Are the shareholders the real owners of the company?
In my attempt to understand the complex relation of stakeholders, especially shareholders, I came across an interesting perspective in a video lecture (at 13:35) by Prof Lynn Stout, the Paul Hastings Distinguished Professor of Corporate and Securities Law at UCLA.
She had said that from a legal point of view the shareholders are not the owners but a mere contractual party, just like an employee or a supplier or a bond holders. The shareholders get the residual payments or dividend only if the company declares dividend after paying off the expenses. According to her from a finance perspective, the shareholders get retained earnings which is nothing but revenue after deduction of expenses. She further clarified that the expenses are not controlled by the shareholder, but the company and its directors
The idea behind this is that employees enter an employment contract which gives some statutory and contractual rights and obligations to them. Same goes for a creditor, supplier, etc. and even the shareholders.
The company is a legal entity which can own property, enter into a contract, has rights and obligations. It comes into being first and then shares are created for the shareholders. The shareholder enters into an agreement with specific rights and responsibilities. Even the name itself suggests someone who holds shares, not ownership.
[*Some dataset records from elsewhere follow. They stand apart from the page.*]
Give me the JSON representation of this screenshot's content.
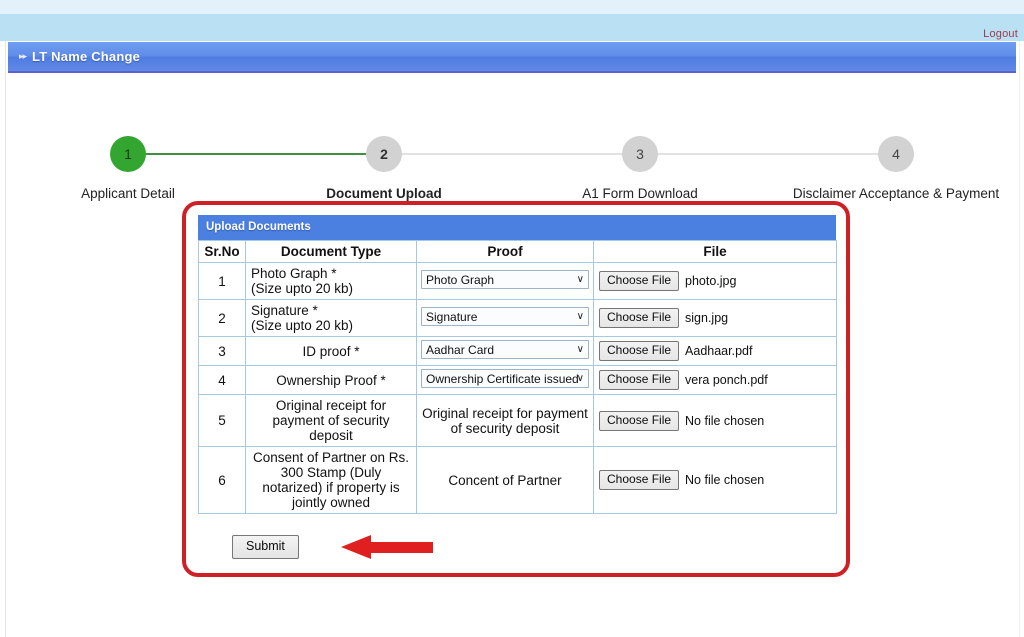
{
  "topbar": {
    "logout_label": "Logout"
  },
  "section": {
    "bullet": "▸▸",
    "title": "LT Name Change"
  },
  "stepper": {
    "steps": [
      {
        "number": "1",
        "label": "Applicant Detail",
        "state": "done"
      },
      {
        "number": "2",
        "label": "Document Upload",
        "state": "current"
      },
      {
        "number": "3",
        "label": "A1 Form Download",
        "state": "todo"
      },
      {
        "number": "4",
        "label": "Disclaimer Acceptance & Payment",
        "state": "todo"
      }
    ],
    "active_color": "#33a632",
    "inactive_color": "#d2d2d2",
    "connector_done_color": "#3f8f3c",
    "connector_todo_color": "#e2e2e2"
  },
  "upload_panel": {
    "panel_title": "Upload Documents",
    "panel_title_bg": "#4b7fe0",
    "highlight_border_color": "#cf2026",
    "columns": [
      "Sr.No",
      "Document Type",
      "Proof",
      "File"
    ],
    "rows": [
      {
        "sr": "1",
        "doc_type": "Photo Graph *\n(Size upto 20 kb)",
        "doc_type_align": "left",
        "proof_kind": "select",
        "proof_value": "Photo Graph",
        "file_button": "Choose File",
        "file_name": "photo.jpg"
      },
      {
        "sr": "2",
        "doc_type": "Signature *\n(Size upto 20 kb)",
        "doc_type_align": "left",
        "proof_kind": "select",
        "proof_value": "Signature",
        "file_button": "Choose File",
        "file_name": "sign.jpg"
      },
      {
        "sr": "3",
        "doc_type": "ID proof *",
        "doc_type_align": "center",
        "proof_kind": "select",
        "proof_value": "Aadhar Card",
        "file_button": "Choose File",
        "file_name": "Aadhaar.pdf"
      },
      {
        "sr": "4",
        "doc_type": "Ownership Proof *",
        "doc_type_align": "center",
        "proof_kind": "select",
        "proof_value": "Ownership Certificate issued",
        "file_button": "Choose File",
        "file_name": "vera ponch.pdf"
      },
      {
        "sr": "5",
        "doc_type": "Original receipt for payment of security deposit",
        "doc_type_align": "center",
        "proof_kind": "text",
        "proof_value": "Original receipt for payment of security deposit",
        "file_button": "Choose File",
        "file_name": "No file chosen"
      },
      {
        "sr": "6",
        "doc_type": "Consent of Partner on Rs. 300 Stamp (Duly notarized) if property is jointly owned",
        "doc_type_align": "center",
        "proof_kind": "text",
        "proof_value": "Concent of Partner",
        "file_button": "Choose File",
        "file_name": "No file chosen"
      }
    ],
    "submit_label": "Submit",
    "annotation_arrow": "red-left-arrow"
  }
}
So are shareholders owners or mere contractual parties?
In India the shareholders are the owners of the company. A company cannot be established without shareholders. It is only when shareholders subscribe to the shares and become members that the company is formed. Shareholders have the ultimate authority in appointment and removal of directors.
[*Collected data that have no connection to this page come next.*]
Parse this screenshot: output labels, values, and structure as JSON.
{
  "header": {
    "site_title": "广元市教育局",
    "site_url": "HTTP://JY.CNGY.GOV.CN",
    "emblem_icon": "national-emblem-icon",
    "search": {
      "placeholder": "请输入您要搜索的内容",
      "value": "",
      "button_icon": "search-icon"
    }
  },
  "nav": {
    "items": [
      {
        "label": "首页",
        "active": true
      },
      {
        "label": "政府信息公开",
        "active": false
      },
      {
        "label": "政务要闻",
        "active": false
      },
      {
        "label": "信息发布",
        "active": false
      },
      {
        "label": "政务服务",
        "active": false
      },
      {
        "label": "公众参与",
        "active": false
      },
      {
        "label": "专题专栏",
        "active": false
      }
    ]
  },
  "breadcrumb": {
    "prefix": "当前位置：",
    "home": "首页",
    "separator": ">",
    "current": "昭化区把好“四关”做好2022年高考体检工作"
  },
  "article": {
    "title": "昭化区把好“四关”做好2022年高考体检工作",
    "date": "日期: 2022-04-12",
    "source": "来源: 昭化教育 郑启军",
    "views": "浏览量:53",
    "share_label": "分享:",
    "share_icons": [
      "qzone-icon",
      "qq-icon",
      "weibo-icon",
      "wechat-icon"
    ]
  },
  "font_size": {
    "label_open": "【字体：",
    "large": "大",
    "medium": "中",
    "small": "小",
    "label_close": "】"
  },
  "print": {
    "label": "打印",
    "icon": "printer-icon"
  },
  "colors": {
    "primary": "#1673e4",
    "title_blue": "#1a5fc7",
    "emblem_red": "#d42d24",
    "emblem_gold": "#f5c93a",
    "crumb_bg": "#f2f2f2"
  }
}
So from an Indian perspective, Prof. Lynn Stout although interesting, is not valid.
For us it is imperative to understand the complexities of company laws and the principles of corporate governance for all stakeholders, i.e., the employees, suppliers, creditors, shareholders, even the community. One can read journals, take company law courses, attend workshops, etc. to gain the necessary expertise. But the practical experience is crucial to become an expert in the subject matter.
In conclusion, the objective of a company should not be limited to the shareholders, but to the other stakeholders and community at large. Only then can they gain the trust of their investors in the long term by displaying stability and steady growth. Shareholders want to increase their wealth but not just in the short-term. They really want and value- a wholesome growth in the long run.